As the name suggests (for people who know Greek), this is a system of nine (ennea) types whose relationship can be represented graphically (gram).

The three centers of thought

Similar to the way the 34 CliftonStrengths are grouped into 4 domains, the nine types are grouped into 3 centers. These are

  • the head: the predominant emotion is fear.
  • the heart: the predominant emotion is sadness.
  • the belly: the predominant emotion here is anger.

In each of these so-called thinking centers there are three reaction patterns: attack, flight and negation. In other words, the reaction is directed toward the outside, the inside, or is suppressed.

This is how the nine types or patterns emerge.

What is a type?

How do we arrive at a pattern, or why do we more or less settle on one of the types?

Nature and Nurture play a role here. We tend from our personality type already to one of the three centers and one type. Out of this type we create a survival strategy for ourselves, as a reaction to the demands of our environment. The question is: what do I have to be like to get what I want and need?

These survival strategies become our motivations for responding to certain stimuli. An example: as a thinker, I want to appear competent, and I respond to ridicule, failure, correction by withdrawing. I tend to keep my knowledge to myself, and only act when I am absolutely sure.

As a child, this strategy helped me. It was tailored to my family, my environment, and I gained recognition through competence.

As an adult, I tend to struggle with this strategy. My environment has changed, expectations of me are different, and my hesitation to take action hinders my success. I also tend to flood people with my knowledge. When I was a kid, that had the Jö effect, which doesn’t play that way anymore.

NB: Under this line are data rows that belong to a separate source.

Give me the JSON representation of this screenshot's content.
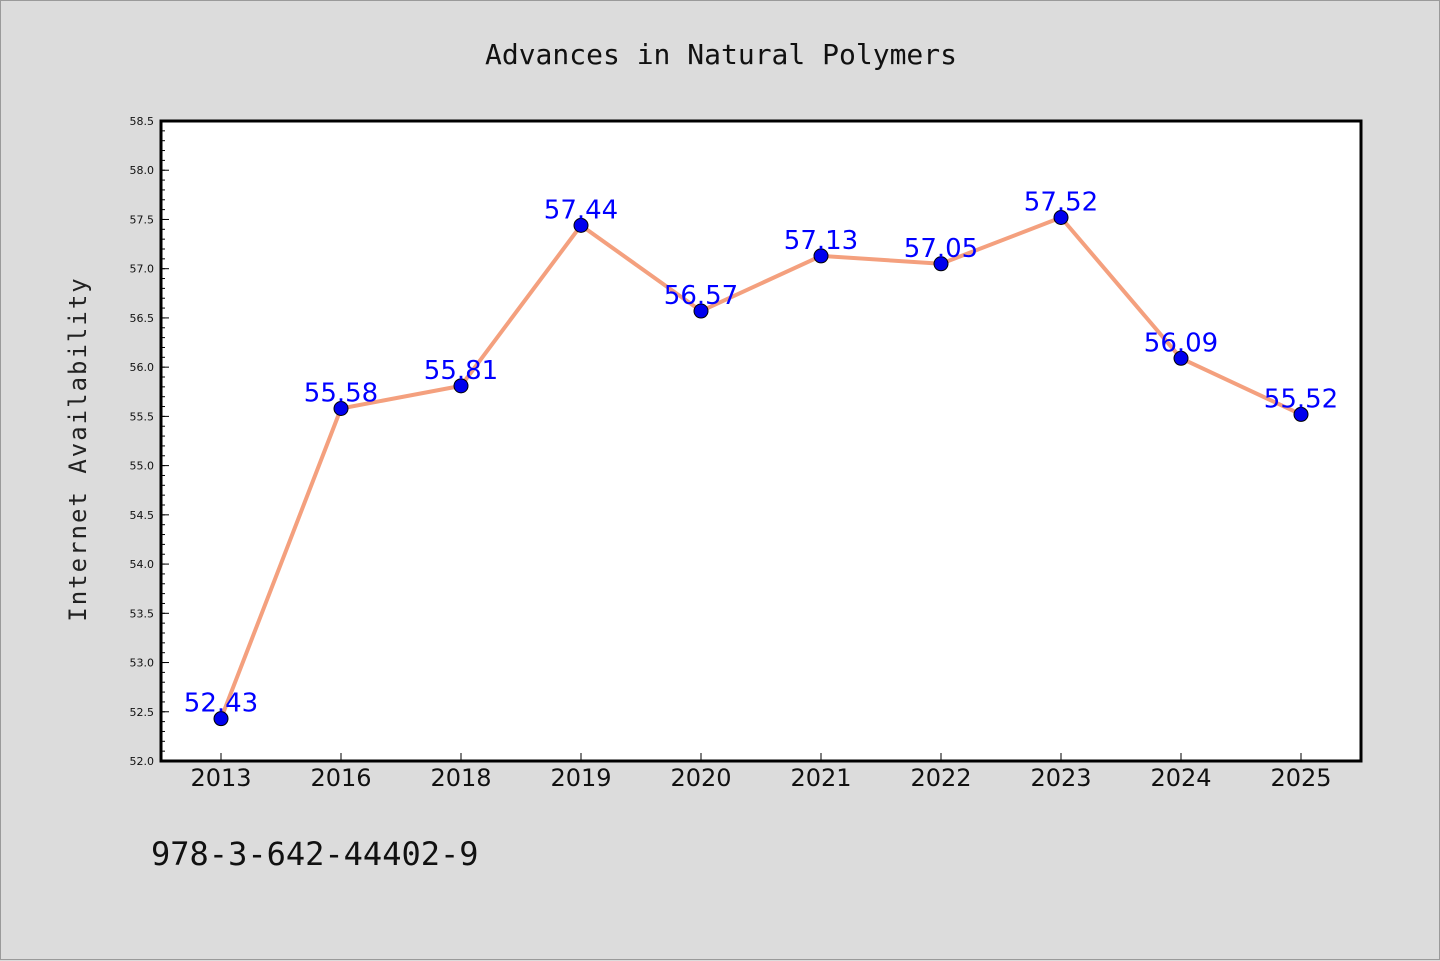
{
  "page": {
    "footer_code": "978-3-642-44402-9"
  },
  "chart_data": {
    "type": "line",
    "title": "Advances in Natural Polymers",
    "xlabel": "",
    "ylabel": "Internet Availability",
    "categories": [
      "2013",
      "2016",
      "2018",
      "2019",
      "2020",
      "2021",
      "2022",
      "2023",
      "2024",
      "2025"
    ],
    "series": [
      {
        "values": [
          52.43,
          55.58,
          55.81,
          57.44,
          56.57,
          57.13,
          57.05,
          57.52,
          56.09,
          55.52
        ],
        "labels": [
          "52.43",
          "55.58",
          "55.81",
          "57.44",
          "56.57",
          "57.13",
          "57.05",
          "57.52",
          "56.09",
          "55.52"
        ],
        "line_color": "#f4a07e",
        "marker_color": "#0000ee",
        "label_color": "#0000ff"
      }
    ],
    "ylim": [
      52.0,
      58.5
    ],
    "yticks": [
      "52.0",
      "52.5",
      "53.0",
      "53.5",
      "54.0",
      "54.5",
      "55.0",
      "55.5",
      "56.0",
      "56.5",
      "57.0",
      "57.5",
      "58.0",
      "58.5"
    ],
    "grid": false,
    "legend": "none"
  }
}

If I know my type, I can develop.

The nine types

Here are the nine types, which all develop their own survival strategy.

Usually, the number names the type. I am a 5.

Belly:

8 assertive, 9 mediator, 1 reformer.

Heart:

2 supporter, 3 goal seeker, 4 romantic.

Head:

5 Observer, 6 Loyalist, 7 Enthusiast.

What does the Enneagram want?

The Enneagram shows us our motivations – and no, it is not so banal and simple that it has only nine types. There are subtypes, wings, development in stress, good times, health, etc. We are welcome to explore this in coaching.

The Enneagram complements CliftonStrengths wonderfully because motivation and action patterns show up in combination. If we add Spiral Dynamics, i.e., culture and values, we get an extremely complex picture, a multi-layeRed insight into the personality and its interaction with its environment.

I am a member of the Enneagram Forum Switzerland, an association that aims to support Enneagram coaches and to make the Enneagram more known in Switzerland.

I recommend books, coaching and the iEQ9 as good sources for type determination.